確かに2年前の俺の軽口でピアの運命を捻じ曲げるところだった。ラウラ母さんやイザベル母さんのおかげでそんなことにはならなかったけれど、今後はそう上手く取り計らってもらえるとは限らない。
「ごめんなさい、ラウラ母さん。ドノバン先生、ピア、済まなかった」
「ふふ。ジョアンにはたまに厳しく言わないとすぐ忘れてしまうからね。ドノバン先生とピアもジョアンが失礼なことを言ってしまったわね。ごめんなさい。二人が結婚するまでは清くあってほしいと思うわ。
貴族の愛妾になった平民が魔法を使えるようになる、というのは本当だけれど、修道院に入った平民のうちでも修道院内でそれなりの地位に就いたものは魔法を使えることがあるらしいから、流石に修道院内で男女のことに及ぶというのは無いだろうし、それが要因ではないと思うわ」
「ラウラ母さん、それをもっと早く教えて下さい。そうしたらドノバン先生とピアにあんなことを聞かなかったのに」
「ジョアンがそんなことを言い出すなんて思わなかったもの。大体魔法については王族や貴族は普段から使う機会が殆ど無いものだから、どういうきっかけで使えるようになるのかなんて誰も気にしてこなかったわ。

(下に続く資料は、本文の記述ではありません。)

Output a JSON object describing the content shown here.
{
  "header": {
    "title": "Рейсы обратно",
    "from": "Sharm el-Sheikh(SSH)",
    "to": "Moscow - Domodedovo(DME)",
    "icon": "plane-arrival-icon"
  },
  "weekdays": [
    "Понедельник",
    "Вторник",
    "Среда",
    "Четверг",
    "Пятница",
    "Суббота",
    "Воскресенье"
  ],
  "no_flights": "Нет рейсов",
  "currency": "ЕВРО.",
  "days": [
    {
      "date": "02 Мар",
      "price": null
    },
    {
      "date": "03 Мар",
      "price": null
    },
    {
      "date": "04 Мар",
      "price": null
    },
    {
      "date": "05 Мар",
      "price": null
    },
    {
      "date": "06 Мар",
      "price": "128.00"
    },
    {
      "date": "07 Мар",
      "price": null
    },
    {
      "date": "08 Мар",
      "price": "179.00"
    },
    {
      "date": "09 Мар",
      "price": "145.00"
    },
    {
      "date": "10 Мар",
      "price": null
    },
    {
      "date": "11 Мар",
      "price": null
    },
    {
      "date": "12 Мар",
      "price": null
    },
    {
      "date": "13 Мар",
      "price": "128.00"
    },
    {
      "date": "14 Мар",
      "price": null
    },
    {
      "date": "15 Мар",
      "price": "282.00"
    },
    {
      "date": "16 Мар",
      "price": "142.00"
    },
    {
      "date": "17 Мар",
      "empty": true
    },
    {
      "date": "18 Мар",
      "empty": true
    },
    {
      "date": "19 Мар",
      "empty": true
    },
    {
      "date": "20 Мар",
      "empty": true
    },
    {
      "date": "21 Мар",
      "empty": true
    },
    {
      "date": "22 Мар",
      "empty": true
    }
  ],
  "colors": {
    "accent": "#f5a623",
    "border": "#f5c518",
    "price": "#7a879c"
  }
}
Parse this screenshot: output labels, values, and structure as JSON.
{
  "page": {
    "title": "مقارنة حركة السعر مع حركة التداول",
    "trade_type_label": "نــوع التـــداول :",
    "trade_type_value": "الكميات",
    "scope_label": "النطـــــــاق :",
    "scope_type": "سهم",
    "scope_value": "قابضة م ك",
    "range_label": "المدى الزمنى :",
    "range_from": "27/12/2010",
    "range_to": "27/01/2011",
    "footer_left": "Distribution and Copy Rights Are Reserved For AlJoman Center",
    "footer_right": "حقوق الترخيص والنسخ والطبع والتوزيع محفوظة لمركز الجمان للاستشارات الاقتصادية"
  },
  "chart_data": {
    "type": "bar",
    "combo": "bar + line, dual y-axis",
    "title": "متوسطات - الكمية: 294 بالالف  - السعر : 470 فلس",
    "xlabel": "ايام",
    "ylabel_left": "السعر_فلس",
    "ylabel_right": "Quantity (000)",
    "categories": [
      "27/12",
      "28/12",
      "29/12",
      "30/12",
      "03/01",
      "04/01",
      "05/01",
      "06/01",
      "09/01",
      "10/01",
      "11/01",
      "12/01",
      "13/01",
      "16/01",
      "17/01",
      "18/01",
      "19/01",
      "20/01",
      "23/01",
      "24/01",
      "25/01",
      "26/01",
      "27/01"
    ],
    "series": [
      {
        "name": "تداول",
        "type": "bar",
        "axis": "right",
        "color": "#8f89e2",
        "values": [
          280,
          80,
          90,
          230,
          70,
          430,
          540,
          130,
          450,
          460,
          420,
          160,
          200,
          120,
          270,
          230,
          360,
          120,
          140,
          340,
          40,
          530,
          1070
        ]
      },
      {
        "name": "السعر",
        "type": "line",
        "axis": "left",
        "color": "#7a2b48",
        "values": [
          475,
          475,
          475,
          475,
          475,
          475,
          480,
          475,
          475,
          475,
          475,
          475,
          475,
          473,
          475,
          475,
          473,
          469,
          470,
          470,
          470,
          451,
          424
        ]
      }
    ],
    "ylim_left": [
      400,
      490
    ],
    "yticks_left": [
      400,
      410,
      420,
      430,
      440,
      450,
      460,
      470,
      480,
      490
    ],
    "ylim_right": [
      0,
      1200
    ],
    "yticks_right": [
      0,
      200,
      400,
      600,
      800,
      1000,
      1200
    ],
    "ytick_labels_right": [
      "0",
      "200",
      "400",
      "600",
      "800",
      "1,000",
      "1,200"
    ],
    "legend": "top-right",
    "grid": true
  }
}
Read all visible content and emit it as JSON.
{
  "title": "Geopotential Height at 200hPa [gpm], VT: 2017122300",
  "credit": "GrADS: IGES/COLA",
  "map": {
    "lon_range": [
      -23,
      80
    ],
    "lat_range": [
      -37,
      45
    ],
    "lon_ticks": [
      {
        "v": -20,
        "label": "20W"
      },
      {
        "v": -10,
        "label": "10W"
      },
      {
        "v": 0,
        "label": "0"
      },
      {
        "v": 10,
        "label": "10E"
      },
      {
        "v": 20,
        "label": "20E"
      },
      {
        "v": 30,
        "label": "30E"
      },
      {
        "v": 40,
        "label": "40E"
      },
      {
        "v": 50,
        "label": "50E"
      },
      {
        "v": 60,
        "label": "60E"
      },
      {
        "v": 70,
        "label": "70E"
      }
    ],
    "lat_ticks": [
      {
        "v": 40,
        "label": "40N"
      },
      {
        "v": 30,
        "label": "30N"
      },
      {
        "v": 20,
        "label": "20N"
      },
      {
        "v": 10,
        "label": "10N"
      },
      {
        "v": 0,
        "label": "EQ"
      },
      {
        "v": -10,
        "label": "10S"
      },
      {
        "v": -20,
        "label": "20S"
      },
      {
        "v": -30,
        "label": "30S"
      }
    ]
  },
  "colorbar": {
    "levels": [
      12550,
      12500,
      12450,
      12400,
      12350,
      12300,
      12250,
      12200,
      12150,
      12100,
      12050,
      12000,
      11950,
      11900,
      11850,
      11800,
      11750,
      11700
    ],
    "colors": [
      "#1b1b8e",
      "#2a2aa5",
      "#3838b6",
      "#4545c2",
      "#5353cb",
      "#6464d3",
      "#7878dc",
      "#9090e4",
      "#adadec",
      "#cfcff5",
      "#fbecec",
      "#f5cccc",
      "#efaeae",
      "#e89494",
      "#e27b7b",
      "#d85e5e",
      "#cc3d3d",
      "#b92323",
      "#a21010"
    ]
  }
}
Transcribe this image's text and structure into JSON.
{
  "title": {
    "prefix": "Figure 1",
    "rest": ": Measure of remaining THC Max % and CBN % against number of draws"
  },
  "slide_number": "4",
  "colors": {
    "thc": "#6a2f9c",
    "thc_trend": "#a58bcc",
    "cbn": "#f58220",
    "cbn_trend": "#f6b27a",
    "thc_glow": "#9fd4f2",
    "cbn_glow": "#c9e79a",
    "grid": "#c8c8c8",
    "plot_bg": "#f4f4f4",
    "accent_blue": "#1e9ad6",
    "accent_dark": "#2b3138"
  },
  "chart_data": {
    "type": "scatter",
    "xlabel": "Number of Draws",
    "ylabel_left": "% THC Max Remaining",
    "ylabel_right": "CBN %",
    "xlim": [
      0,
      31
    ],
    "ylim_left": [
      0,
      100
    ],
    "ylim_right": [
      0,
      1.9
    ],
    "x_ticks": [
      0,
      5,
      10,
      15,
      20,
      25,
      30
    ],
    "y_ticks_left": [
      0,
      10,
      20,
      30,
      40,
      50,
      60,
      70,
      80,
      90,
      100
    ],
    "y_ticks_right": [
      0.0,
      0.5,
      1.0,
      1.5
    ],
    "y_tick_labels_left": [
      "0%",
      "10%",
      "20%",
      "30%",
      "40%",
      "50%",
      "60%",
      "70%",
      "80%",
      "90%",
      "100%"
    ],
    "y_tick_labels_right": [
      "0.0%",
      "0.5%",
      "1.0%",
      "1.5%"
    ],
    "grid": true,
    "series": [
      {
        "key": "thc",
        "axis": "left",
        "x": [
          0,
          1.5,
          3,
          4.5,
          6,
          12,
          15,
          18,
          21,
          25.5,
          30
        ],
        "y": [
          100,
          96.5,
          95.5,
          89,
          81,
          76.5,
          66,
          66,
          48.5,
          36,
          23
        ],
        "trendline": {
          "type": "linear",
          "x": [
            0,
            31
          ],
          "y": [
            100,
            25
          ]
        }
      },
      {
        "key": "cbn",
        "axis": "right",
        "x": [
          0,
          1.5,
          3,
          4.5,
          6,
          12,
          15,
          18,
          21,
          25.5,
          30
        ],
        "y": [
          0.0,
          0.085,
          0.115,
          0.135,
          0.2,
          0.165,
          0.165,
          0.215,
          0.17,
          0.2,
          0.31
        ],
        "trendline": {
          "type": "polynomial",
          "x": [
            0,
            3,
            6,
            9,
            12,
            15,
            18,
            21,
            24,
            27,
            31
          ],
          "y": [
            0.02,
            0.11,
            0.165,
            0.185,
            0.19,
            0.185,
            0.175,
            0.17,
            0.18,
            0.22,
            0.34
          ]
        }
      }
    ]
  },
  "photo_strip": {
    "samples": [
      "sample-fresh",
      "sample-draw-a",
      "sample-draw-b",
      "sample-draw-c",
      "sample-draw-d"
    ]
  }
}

この世界では本当に魔法は取るに足りないものと貴族には認識されているのだ。
以前も思った、
まあでも、これについてもゆっくりと研究しないといけないだろう。
さっきのラウラ母さんの、公衆衛生を広く進める部署、前世だったら労働問題はないけれど厚生労働省だろう。俺とリューズが動きやすいようにと言ってくれたが、そこで魔法の原理についても研究できるようにしていければいいだろう。
「では皆、王都に戻る前にリューズさんのご両親にご挨拶に行く時はよろしくお願いするわね。ジョアンとリューズさんの秘密、くれぐれも守ってね」
ラウラ母さんのその言葉に一同うなずいて、この話は終了になった。